Conflict, Comfort and the Cross
Last week, a gunman entered First Baptist Church in Sutherland Springs, Texas and killed 26 people, wounding 20 others. The massacre was brutal and left what will surely be scars on all of those who survived, many of whom were young children. Usually there is some sort of grieving period that decorum allows in the aftermath of such events, but as civilization abandons any pretense at care or compassion that grieving period is quickly disappearing.
One of the nastiest things about the internet is that it allows angry and grieving people to abstract the people they are writing about from reality. People are able to speak freely even when they know what they have to say is cruel or even evil. It should be no secret in the Christian community that the world thinks that we're foolish. We acknowledge it, but sometimes we see it in ugly ways.
Perhaps the most despicable reactions came from Actor Michael McKean, who mocked the dead on Twitter and attacked those who encouraged prayer for the people in the church: "They had the prayers shot right out of them. Maybe try something else." Wil Wheaton attacked one politician who expressed sympathy and prayers for those who had lost so much: "If prayers did anything, they'd still be alive."
I do not wish to judge these men as human beings. I don't know them in their everyday lives. I don't know what they've been through or what they've seen, but someone who understands the cross would never say these sorts of things. These are the responses of people who do not understand the cross.
The mockery of the unbelieving world assumes a few significant things. It assumes that God would never permit his people to die. It assumes that suffering isn't part of God's plan. It assumes that if prayer "worked" then God's people would just keep on living.
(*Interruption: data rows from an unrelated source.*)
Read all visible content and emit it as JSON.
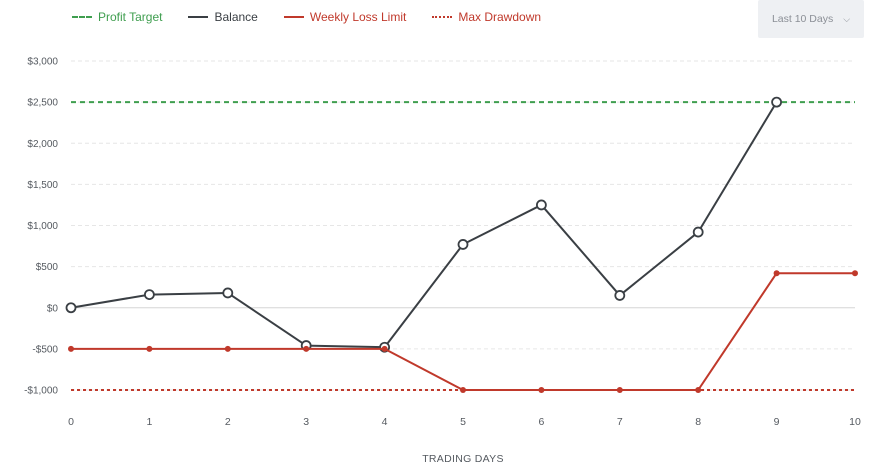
{
  "range_select": {
    "value": "Last 10 Days"
  },
  "icons": {
    "range_chevron": "chevron-down-icon"
  },
  "legend": [
    {
      "label": "Profit Target",
      "color": "#3f9e4f",
      "style": "dashed"
    },
    {
      "label": "Balance",
      "color": "#3a3f44",
      "style": "solid"
    },
    {
      "label": "Weekly Loss Limit",
      "color": "#c0392b",
      "style": "solid"
    },
    {
      "label": "Max Drawdown",
      "color": "#c0392b",
      "style": "dotted"
    }
  ],
  "chart_data": {
    "type": "line",
    "xlabel": "TRADING DAYS",
    "ylabel": "",
    "xlim": [
      0,
      10
    ],
    "ylim": [
      -1000,
      3000
    ],
    "x_ticks": [
      "0",
      "1",
      "2",
      "3",
      "4",
      "5",
      "6",
      "7",
      "8",
      "9",
      "10"
    ],
    "y_ticks": [
      {
        "value": 3000,
        "label": "$3,000"
      },
      {
        "value": 2500,
        "label": "$2,500"
      },
      {
        "value": 2000,
        "label": "$2,000"
      },
      {
        "value": 1500,
        "label": "$1,500"
      },
      {
        "value": 1000,
        "label": "$1,000"
      },
      {
        "value": 500,
        "label": "$500"
      },
      {
        "value": 0,
        "label": "$0"
      },
      {
        "value": -500,
        "label": "-$500"
      },
      {
        "value": -1000,
        "label": "-$1,000"
      }
    ],
    "grid": true,
    "legend_position": "top-left",
    "series": [
      {
        "name": "Profit Target",
        "kind": "reference",
        "x": [
          0,
          10
        ],
        "y": [
          2500,
          2500
        ]
      },
      {
        "name": "Balance",
        "kind": "line-open-markers",
        "x": [
          0,
          1,
          2,
          3,
          4,
          5,
          6,
          7,
          8,
          9
        ],
        "y": [
          0,
          160,
          180,
          -460,
          -480,
          770,
          1250,
          150,
          920,
          2500
        ]
      },
      {
        "name": "Weekly Loss Limit",
        "kind": "line-dot-markers",
        "x": [
          0,
          1,
          2,
          3,
          4,
          5,
          6,
          7,
          8,
          9,
          10
        ],
        "y": [
          -500,
          -500,
          -500,
          -500,
          -500,
          -1000,
          -1000,
          -1000,
          -1000,
          420,
          420
        ]
      },
      {
        "name": "Max Drawdown",
        "kind": "reference",
        "x": [
          0,
          10
        ],
        "y": [
          -1000,
          -1000
        ]
      }
    ]
  }
}
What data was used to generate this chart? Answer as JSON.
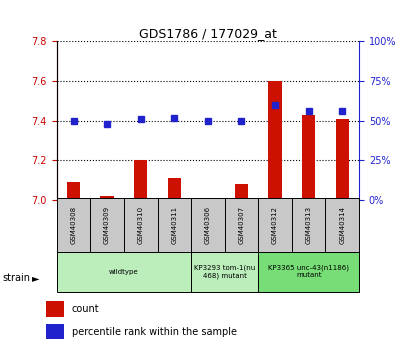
{
  "title": "GDS1786 / 177029_at",
  "samples": [
    "GSM40308",
    "GSM40309",
    "GSM40310",
    "GSM40311",
    "GSM40306",
    "GSM40307",
    "GSM40312",
    "GSM40313",
    "GSM40314"
  ],
  "count_values": [
    7.09,
    7.02,
    7.2,
    7.11,
    7.01,
    7.08,
    7.6,
    7.43,
    7.41
  ],
  "percentile_values": [
    50,
    48,
    51,
    52,
    50,
    50,
    60,
    56,
    56
  ],
  "ylim_left": [
    7.0,
    7.8
  ],
  "ylim_right": [
    0,
    100
  ],
  "yticks_left": [
    7.0,
    7.2,
    7.4,
    7.6,
    7.8
  ],
  "yticks_right": [
    0,
    25,
    50,
    75,
    100
  ],
  "bar_color": "#CC1100",
  "dot_color": "#2222CC",
  "grid_color": "#000000",
  "group_spans": [
    [
      0,
      3,
      "wildtype",
      "#BBEEBB"
    ],
    [
      4,
      5,
      "KP3293 tom-1(nu\n468) mutant",
      "#BBEEBB"
    ],
    [
      6,
      8,
      "KP3365 unc-43(n1186)\nmutant",
      "#77DD77"
    ]
  ],
  "legend_count": "count",
  "legend_pct": "percentile rank within the sample",
  "left_axis_color": "#CC0000",
  "right_axis_color": "#2222CC",
  "sample_box_color": "#C8C8C8",
  "bar_width": 0.4
}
And most fundamentally it assumes that God builds his church on power and strength. There's an entire worldview of assumptions that have to be true if their mockery could have any basis, but of course all of these assumptions miss the cross.
The cross was the ultimate and willing display of weakness. When many think of the cross they think, perhaps of an identifying marker, a beautiful piece of jewelry, or some elaborate symbol. But the cross was horrible, ugly, and nonsensical. It was a weapon of death, akin to the rack or the guillotine. At the core of the Christian religion is the conviction that death is the road to life and weakness is the road to strength. That's totally upside down from the rest of the world.
Paul says that "the world did not know God through wisdom" (1 Cor. 1:21). What he means is that if you were trying to dream up a way to rescue people from hell, the conclusion that reason would take you to is a show of power, a demonstration of strength. This is why the religious leaders mocked Jesus as he died: "Let him come down from the cross, and [then] we will believe in him." And in a sense that mockery is echoed in the sentiments of men like Wheaton and McKean. The cross is foolish to these men (1 Cor. 1:18-25). What else would we expect?
You see, the mockers also don't understand that Christians are called by Christ himself to carry the cross, too. If McKean, Wheaton, and their tribe don't understand the cross, then they certainly won't get what Christians are called to carry. What the saints at First Baptist Church were called to carry last week. Jesus spent a huge quantity of his earthly ministry preparing his disciples to suffer and carry the cross.
I do fear, however, that as Christians, we also forget these truths. How often do we prize earthly power, success, cultural authority, and the respect of those outside of the church? Prizing these things is a sign that we've learned to think like the world, too.
Sometimes I fear that as Christians we are far too easily embarrassed by the opinions of the watching world. The base ideas about Christ that the world works with assume the narrative of power and strength. The truth we need to remember is quite the opposite.
The truth that suffering and loss is intrinsic to the Christian religion and to our own lives as believers means that church shootings, religious persecution, and difficulty shouldn't be the exception for Christians. We should understand comfort and ease to be the real exceptions.